Children with Asperger's syndrome show deficits in social functioning while their intellectual and language development is intact suggesting a specific dysfunction in mechanisms mediating social cognition. An action observation/execution matching system might be one such mechanism. Recent studies indeed showed that electrophysiological modulation of the "Mu-rhythm" in the 10-12Hz range is weaker when individuals with Asperger's syndrome observe actions performed by others compared to controls. However, electrophysiological studies typically fall short in revealing the neural generators of this activity. To fill this gap we assessed magnetoencephalographic Mu-modulations in Asperger's and typically developed children, while observing grasping movements. Mu-power increased at frontal and central sensors during movement observation. This modulation was stronger in typical than in Asperger children. Source localization revealed stronger sources in premotor cortex, the intraparietal lobule (IPL) and the mid-occipito-temporal gyrus (MOTG) and weaker sources in prefrontal cortex in typical participants compared to Asperger. Activity in premotor regions, IPL and MOTG correlated positively with social competence, whereas prefrontal Mu-sources correlated negatively with social competence. No correlation with intellectual ability was found at any of these sites. These findings localize abnormal Mu-activity in the brain of Asperger children providing evidence which associates motor-system abnormalities with social-function deficits.
- Autism in the faroe islands: diagnostic stability from childhood to early adult life. [Journal Article, Research Support, Non-U.S. Gov't]
- ScientificWorldJournal 2013.:592371.
Childhood autism or autism spectrum disorder (ASD) has been regarded as one of the most stable diagnostic categories applied to young children with psychiatric/developmental disorders. The stability over time of a diagnosis of ASD is theoretically interesting and important for various diagnostic and clinical reasons. We studied the diagnostic stability of ASD from childhood to early adulthood in the Faroe Islands: a total school age population sample (8-17-year-olds) was screened and diagnostically assessed for AD in 2002 and 2009. This paper compares both independent clinical diagnosis and Diagnostic Interview for Social and Communication Disorders (DISCO) algorithm diagnosis at two time points, separated by seven years.

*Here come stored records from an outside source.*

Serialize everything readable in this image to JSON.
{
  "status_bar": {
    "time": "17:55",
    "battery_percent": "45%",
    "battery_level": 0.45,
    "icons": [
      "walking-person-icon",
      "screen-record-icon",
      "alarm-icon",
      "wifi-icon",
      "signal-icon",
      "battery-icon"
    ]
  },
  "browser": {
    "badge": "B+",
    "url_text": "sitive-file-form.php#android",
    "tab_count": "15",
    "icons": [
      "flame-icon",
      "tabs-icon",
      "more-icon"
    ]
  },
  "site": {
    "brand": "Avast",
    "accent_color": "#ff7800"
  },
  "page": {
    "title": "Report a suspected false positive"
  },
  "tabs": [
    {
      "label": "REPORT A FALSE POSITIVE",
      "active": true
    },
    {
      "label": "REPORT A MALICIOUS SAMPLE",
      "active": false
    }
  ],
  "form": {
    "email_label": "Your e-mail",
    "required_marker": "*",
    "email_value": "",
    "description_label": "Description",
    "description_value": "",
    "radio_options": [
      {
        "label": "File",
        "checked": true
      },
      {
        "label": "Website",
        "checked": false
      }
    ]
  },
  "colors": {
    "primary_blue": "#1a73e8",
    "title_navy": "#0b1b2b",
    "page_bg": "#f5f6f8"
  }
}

The stability of clinical ASD diagnosis was perfect for AD, good for "atypical autism"/PDD-NOS, and less than perfect for Asperger syndrome (AS). Stability of the DISCO algorithm subcategory diagnoses was more variable but still good for AD. Both systems showed excellent stability over the seven-year period for "any ASD" diagnosis, although a number of clear cases had been missed at the original screening in 2002. The findings support the notion that subcategories of ASD should be collapsed into one overarching diagnostic entity with subgrouping achieved on other "non-autism" variables, such as IQ and language levels and overall adaptive functioning.